Relying on the Rogers test, the court stated that there was “no question that Vogue’s use of the photos, taken on the runway, in a summary document about the season’s new fashions intends an ‘artistic’ and non-commercial purpose,” and its use of the photos does not “explicitly mislead as to the source or content of the work.” As such, Condé’s use of the imagery “easily falls within the safe harbor of the Rogers test.” 

While Condé fared well on the false endorsement front, the court refused to uniformly dismiss the same claims for Moda Operandi since the e-commerce retailer “displayed the runway pictures on its website for one reason only: to show off clothing it had for sale.” Nonetheless, the court held that a number of the models’ claims against Moda could be dismissed because images of some of the plaintiffs did not appear on its website and others were not readily unidentifiable in the images.

Turning to the New York state right of publicity causes of action, the claims that “this lawsuit is all about,” according to Judge McMahon, the court sided largely with Condé and Moda given that most of the models were not New York residents. This court was not swayed by the non-resident models’ argument that they should be able to make right of publicity claims in New York because they worked in the state.

As for why Moda is the only defendant involved in the settlement, the models voluntarily dismissed the not-already-dismissed claims against Condé – which was arguably the weaker of the two defendants in light of its ability to rely on the First Amendment and more specifically, the Rogers test to escape false endorsement claims – in July 2022 after reaching a confidential settlement with the publisher, which was first reported by TFL. 

A quick Rogers recap: Given the prominence of cases like Bad Spaniels, MetaBirkins, and Vans v. MSCHF, in which Rogers played no small role, one would be forgiven for forgetting that Rogers played a part in this one, as well. The big takeaway from the Supreme Court’s opinion in Jack Daniel’s v. VIP Products case was that when a trademark is being used (in an unauthorized capacity) for source-identifying purposes, then Rogers does not apply. In Hermès v. Rothschild, while the court determined that Rogers was the appropriate test (despite Hermes’ claims to the contrary), the jury ultimately found that even under the Rogers standard, Hermès met its burden of establishing infringement. And still yet, in the Vans v. MSCHF case, which is awaiting a decision from the Second Circuit, MSCHF has argued that its Wavy Baby sneakers project “references Vans’ trademarks and trade dress in an artistic work in a manner that has artistic relevance to the work without being explicitly misleading” (those are the two Rogers factors) and thus, amounts to “an expression protected by the First Amendment.”
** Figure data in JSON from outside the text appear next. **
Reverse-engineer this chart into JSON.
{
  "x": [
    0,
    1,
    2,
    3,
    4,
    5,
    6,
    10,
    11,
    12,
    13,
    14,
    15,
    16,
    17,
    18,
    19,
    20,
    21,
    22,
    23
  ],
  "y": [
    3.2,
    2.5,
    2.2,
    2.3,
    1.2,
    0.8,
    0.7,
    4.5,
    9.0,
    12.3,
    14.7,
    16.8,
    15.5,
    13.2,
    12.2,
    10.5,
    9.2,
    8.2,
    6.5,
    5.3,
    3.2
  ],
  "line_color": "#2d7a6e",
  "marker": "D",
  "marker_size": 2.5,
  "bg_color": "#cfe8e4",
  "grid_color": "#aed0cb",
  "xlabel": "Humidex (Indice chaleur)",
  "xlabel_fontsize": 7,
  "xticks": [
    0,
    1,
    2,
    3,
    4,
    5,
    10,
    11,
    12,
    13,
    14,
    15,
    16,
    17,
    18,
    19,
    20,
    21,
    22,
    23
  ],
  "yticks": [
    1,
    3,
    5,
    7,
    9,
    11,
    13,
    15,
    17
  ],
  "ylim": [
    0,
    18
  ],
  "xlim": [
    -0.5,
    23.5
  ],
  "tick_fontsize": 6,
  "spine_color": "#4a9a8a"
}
As for what can be gleaned from the case at hand, which comes amid “renewed judicial focus on the Rogers test and whether brand owners have a right to prevent uses that reference their brands,” as Baker McKenzie’s Pamela Church, Samuel Kramer, Joshua Wolkoff, and Inez Asante put it earlier this year, it may be a good reminder that uses that contain both commercial and expressive elements fit within the Rogers framework. 

The case is Champion et al., v. Moda Operandi, Advance Publications d/b/a/ Conde Nast, 1:20-cv-07255 (SDNY).